Let’s get to something pleasant, though. The Sea Will Claim Everything is charming, weird and amazing. Written by the same person who would later write The Talos Principle, it’s full of strange well written monologues and dialogues that feature humor, philosophy, serious issues, story building and pop references in surprisingly smart dozes. It does require you to calm down, slowly read everything and enjoy your time with the game (even if it is possible to just randomly click through it, if you want, and ruin the experience).
It’s a quirky first person per-screen point and click adventure game with strangely drawn style and interface that is more interactive in helpful and weird (mostly weird) ways. Most things just do funny noises, but some can actually help with puzzles. It’s a strange thing that reminded me a bit of The Neverhood in how serious, yet not very serious it is. And it’s definitely worth a try, whenever you can give a text-heavy adventure game 5 hours or less.
And ABZÛ… Wow, what a game that is… It’s one of the most beautiful experiences I’ve ever had in gaming ever. Just watch the video. If you like what you see immediately, stop the video and get the game so not to spoil some of the magic.
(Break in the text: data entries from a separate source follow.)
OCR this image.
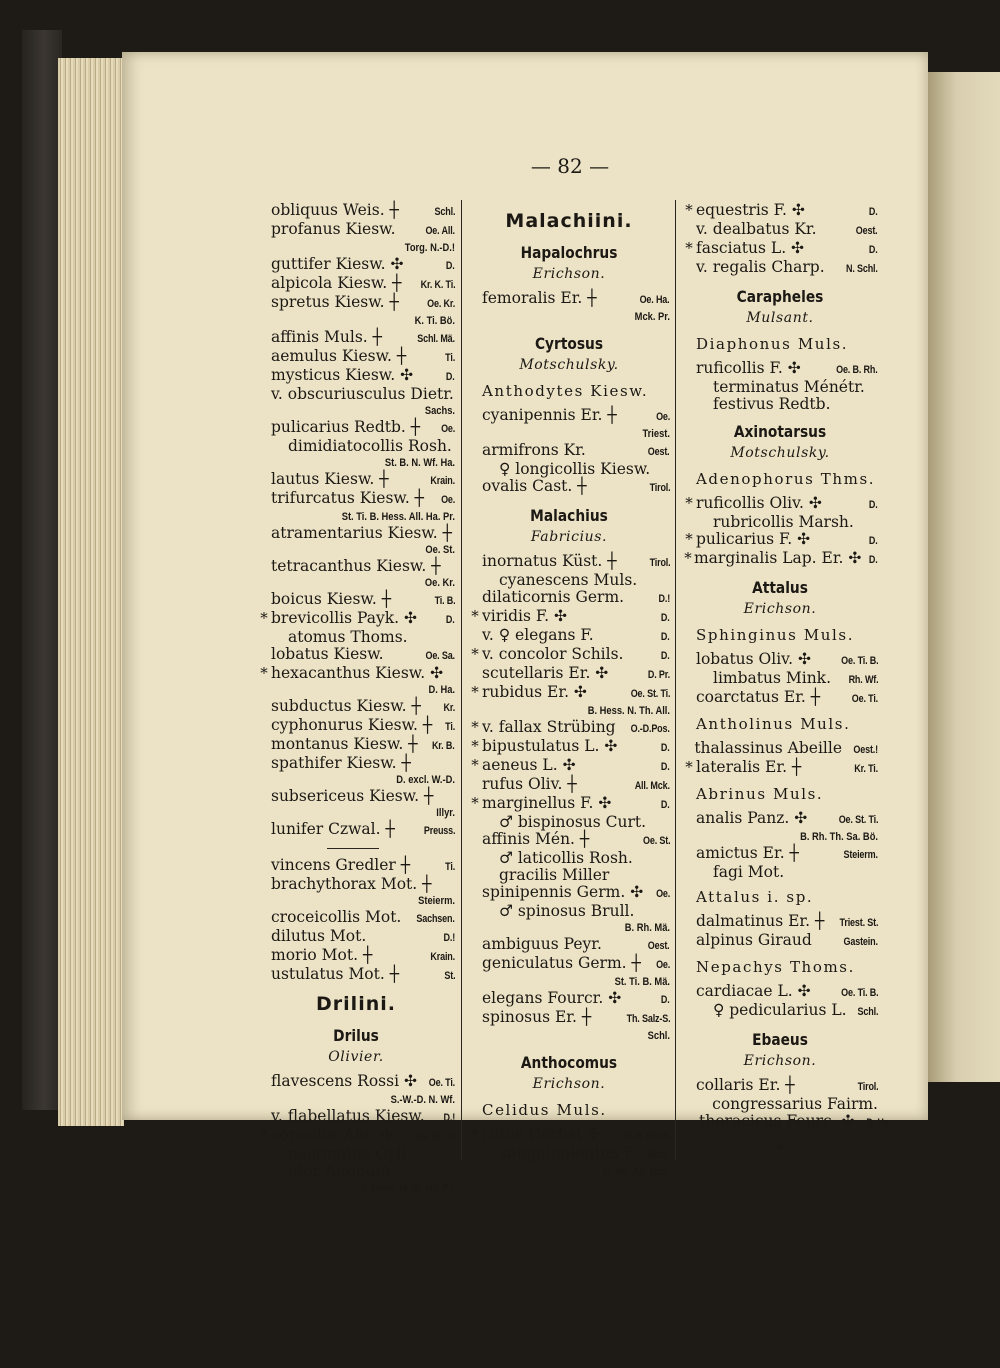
— 82 —
obliquus Weis. ┼	Schl.
profanus Kiesw.	Oe. All.
Torg. N.-D.!
guttifer Kiesw. ✣	D.
alpicola Kiesw. ┼	Kr. K. Ti.
spretus Kiesw. ┼	Oe. Kr.
K. Ti. Bö.
affinis Muls. ┼	Schl. Mä.
aemulus Kiesw. ┼	Ti.
mysticus Kiesw. ✣	D.
v. obscuriusculus Dietr.
Sachs.
pulicarius Redtb. ┼	Oe.
dimidiatocollis Rosh.
St. B. N. Wf. Ha.
lautus Kiesw. ┼	Krain.
trifurcatus Kiesw. ┼	Oe.
St. Ti. B. Hess. All. Ha. Pr.
atramentarius Kiesw. ┼
Oe. St.
tetracanthus Kiesw. ┼
Oe. Kr.
boicus Kiesw. ┼	Ti. B.
* brevicollis Payk. ✣	D.
atomus Thoms.
lobatus Kiesw.	Oe. Sa.
* hexacanthus Kiesw. ✣
D. Ha.
subductus Kiesw. ┼	Kr.
cyphonurus Kiesw. ┼	Ti.
montanus Kiesw. ┼	Kr. B.
spathifer Kiesw. ┼
D. excl. W.-D.
subsericeus Kiesw. ┼
Illyr.
lunifer Czwal. ┼	Preuss.
vincens Gredler ┼	Ti.
brachythorax Mot. ┼
Steierm.
croceicollis Mot. Sachsen.
dilutus Mot.	D.!
morio Mot. ┼	Krain.
ustulatus Mot. ┼	St.
Drilini.
Drilus
Olivier.
flavescens Rossi ✣ Oe. Ti.
S.-W.-D. N. Wf.
v. flabellatus Kiesw.	D.!
* concolor Ahr. ✣	Oe. St. Ti.
pectinatus Gyll.
ater Audouin
B. Hess. M.-D. Mä. Pr.
Malachiini.
Hapalochrus
Erichson.
femoralis Er. ┼	Oe. Ha.
Mck. Pr.
Cyrtosus
Motschulsky.
Anthodytes Kiesw.
cyanipennis Er. ┼	Oe.
Triest.
armifrons Kr.	Oest.
♀ longicollis Kiesw.
ovalis Cast. ┼	Tirol.
Malachius
Fabricius.
inornatus Küst. ┼	Tirol.
cyanescens Muls.
dilaticornis Germ.	D.!
* viridis F. ✣	D.
v. ♀ elegans F.	D.
* v. concolor Schils.	D.
scutellaris Er. ✣	D. Pr.
* rubidus Er. ✣	Oe. St. Ti.
B. Hess. N. Th. All.
* v. fallax Strübing O.-D.Pos.
* bipustulatus L. ✣	D.
* aeneus L. ✣	D.
rufus Oliv. ┼	All. Mck.
* marginellus F. ✣	D.
♂ bispinosus Curt.
affinis Mén. ┼	Oe. St.
♂ laticollis Rosh.
gracilis Miller
spinipennis Germ. ✣	Oe.
♂ spinosus Brull.
B. Rh. Mä.
ambiguus Peyr.	Oest.
geniculatus Germ. ┼	Oe.
St. Ti. B. Mä.
elegans Fourcr. ✣	D.
spinosus Er. ┼	Th. Salz-S.
Schl.
Anthocomus
Erichson.
Celidus Muls.
* rufus Herbst ✣	St. B. Hess.
sanguinolentus F. Metz.
N. Wf. All. Mck.
* equestris F. ✣	D.
v. dealbatus Kr.	Oest.
* fasciatus L. ✣	D.
v. regalis Charp.	N. Schl.
Carapheles
Mulsant.
Diaphonus Muls.
ruficollis F. ✣	Oe. B. Rh.
terminatus Ménétr.
festivus Redtb.
Axinotarsus
Motschulsky.
Adenophorus Thms.
* ruficollis Oliv. ✣	D.
rubricollis Marsh.
* pulicarius F. ✣	D.
* marginalis Lap. Er. ✣ D.
Attalus
Erichson.
Sphinginus Muls.
lobatus Oliv. ✣	Oe. Ti. B.
limbatus Mink.	Rh. Wf.
coarctatus Er. ┼	Oe. Ti.
Antholinus Muls.
thalassinus Abeille Oest.!
* lateralis Er. ┼	Kr. Ti.
Abrinus Muls.
analis Panz. ✣	Oe. St. Ti.
B. Rh. Th. Sa. Bö.
amictus Er. ┼	Steierm.
fagi Mot.
Attalus i. sp.
dalmatinus Er. ┼ Triest. St.
alpinus Giraud	Gastein.
Nepachys Thoms.
cardiacae L. ✣	Oe. Ti. B.
♀ pedicularius L. Schl.
Ebaeus
Erichson.
collaris Er. ┼	Tirol.
congressarius Fairm.
thoracicus Fourc. ✣ D. Ha.
*
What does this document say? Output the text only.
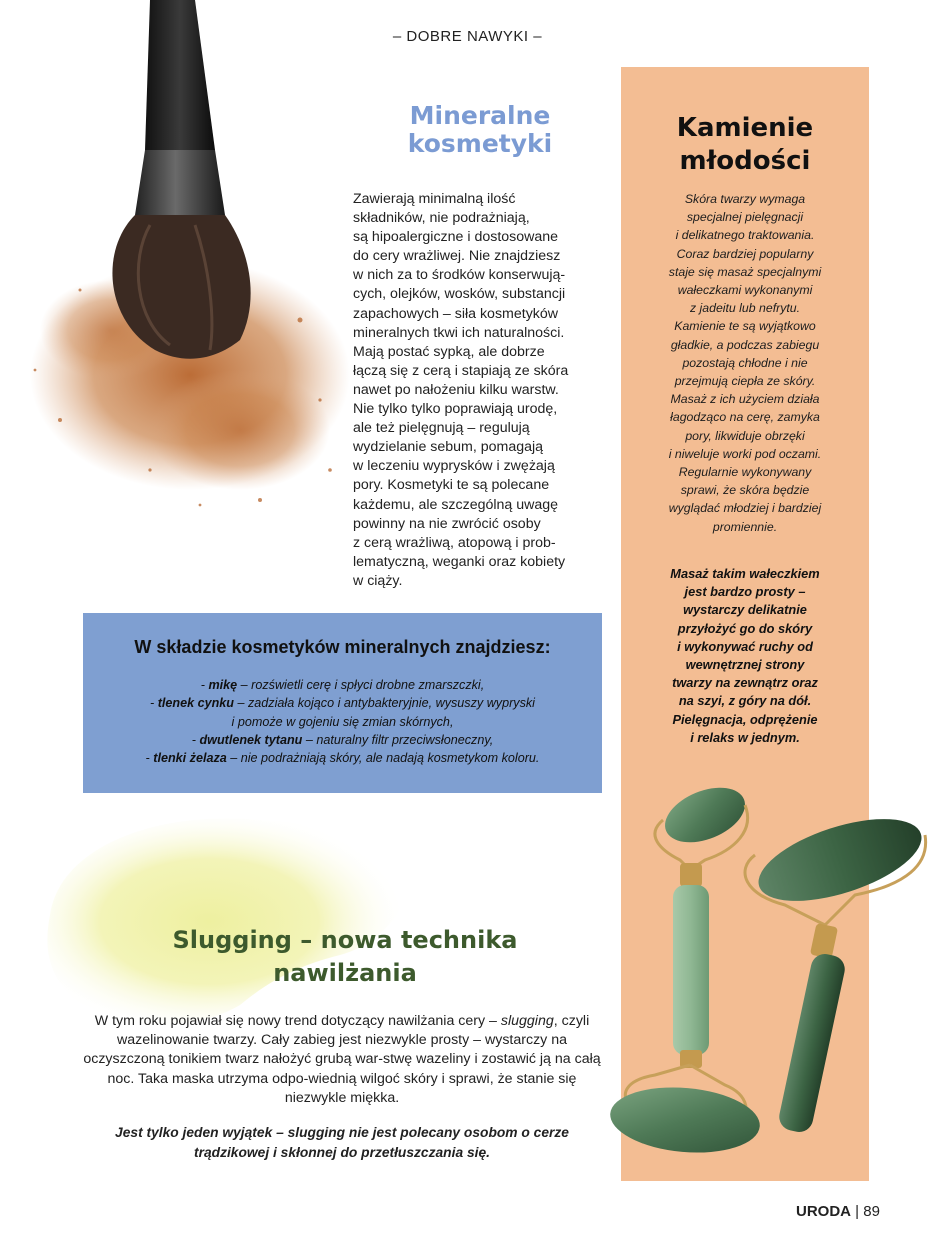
– DOBRE NAWYKI –
Mineralne
kosmetyki
Zawierają minimalną ilość
składników, nie podrażniają,
są hipoalergiczne i dostosowane
do cery wrażliwej. Nie znajdziesz
w nich za to środków konserwują-
cych, olejków, wosków, substancji
zapachowych – siła kosmetyków
mineralnych tkwi ich naturalności.
Mają postać sypką, ale dobrze
łączą się z cerą i stapiają ze skóra
nawet po nałożeniu kilku warstw.
Nie tylko tylko poprawiają urodę,
ale też pielęgnują – regulują
wydzielanie sebum, pomagają
w leczeniu wyprysków i zwężają
pory. Kosmetyki te są polecane
każdemu, ale szczególną uwagę
powinny na nie zwrócić osoby
z cerą wrażliwą, atopową i prob-
lematyczną, weganki oraz kobiety
w ciąży.
W składzie kosmetyków mineralnych znajdziesz:
- mikę – rozświetli cerę i spłyci drobne zmarszczki,
- tlenek cynku – zadziała kojąco i antybakteryjnie, wysuszy wypryski
i pomoże w gojeniu się zmian skórnych,
- dwutlenek tytanu – naturalny filtr przeciwsłoneczny,
- tlenki żelaza – nie podrażniają skóry, ale nadają kosmetykom koloru.
Kamienie
młodości
Skóra twarzy wymaga
specjalnej pielęgnacji
i delikatnego traktowania.
Coraz bardziej popularny
staje się masaż specjalnymi
wałeczkami wykonanymi
z jadeitu lub nefrytu.
Kamienie te są wyjątkowo
gładkie, a podczas zabiegu
pozostają chłodne i nie
przejmują ciepła ze skóry.
Masaż z ich użyciem działa
łagodząco na cerę, zamyka
pory, likwiduje obrzęki
i niweluje worki pod oczami.
Regularnie wykonywany
sprawi, że skóra będzie
wyglądać młodziej i bardziej
promiennie.
Masaż takim wałeczkiem
jest bardzo prosty –
wystarczy delikatnie
przyłożyć go do skóry
i wykonywać ruchy od
wewnętrznej strony
twarzy na zewnątrz oraz
na szyi, z góry na dół.
Pielęgnacja, odprężenie
i relaks w jednym.
Slugging – nowa technika
nawilżania
W tym roku pojawiał się nowy trend dotyczący nawilżania cery – slugging, czyli wazelinowanie twarzy. Cały zabieg jest niezwykle prosty – wystarczy na oczyszczoną tonikiem twarz nałożyć grubą war-stwę wazeliny i zostawić ją na całą noc. Taka maska utrzyma odpo-wiednią wilgoć skóry i sprawi, że stanie się niezwykle miękka.
Jest tylko jeden wyjątek – slugging nie jest polecany osobom o cerze trądzikowej i skłonnej do przetłuszczania się.
URODA | 89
I tried to show as little as possible while showing the magic, but it’s so amazing to experience it for yourself.
What is the game about? Well, it’s a beautiful adventure under the ocean made by the new team of the creative director of Journey (which I’m still yet to play). So, it isn’t really surprising their new game is a beautiful adventure as well. It’s not challenging, of course, more playful and fun, with simple, yet meaningful interactions and a lot of simple wonder. It’s also quite short, being about 3 condensed hours of magic. Definitely worth checking.
P.S. And yes, the title is a bit of a reference to one particularly good music record.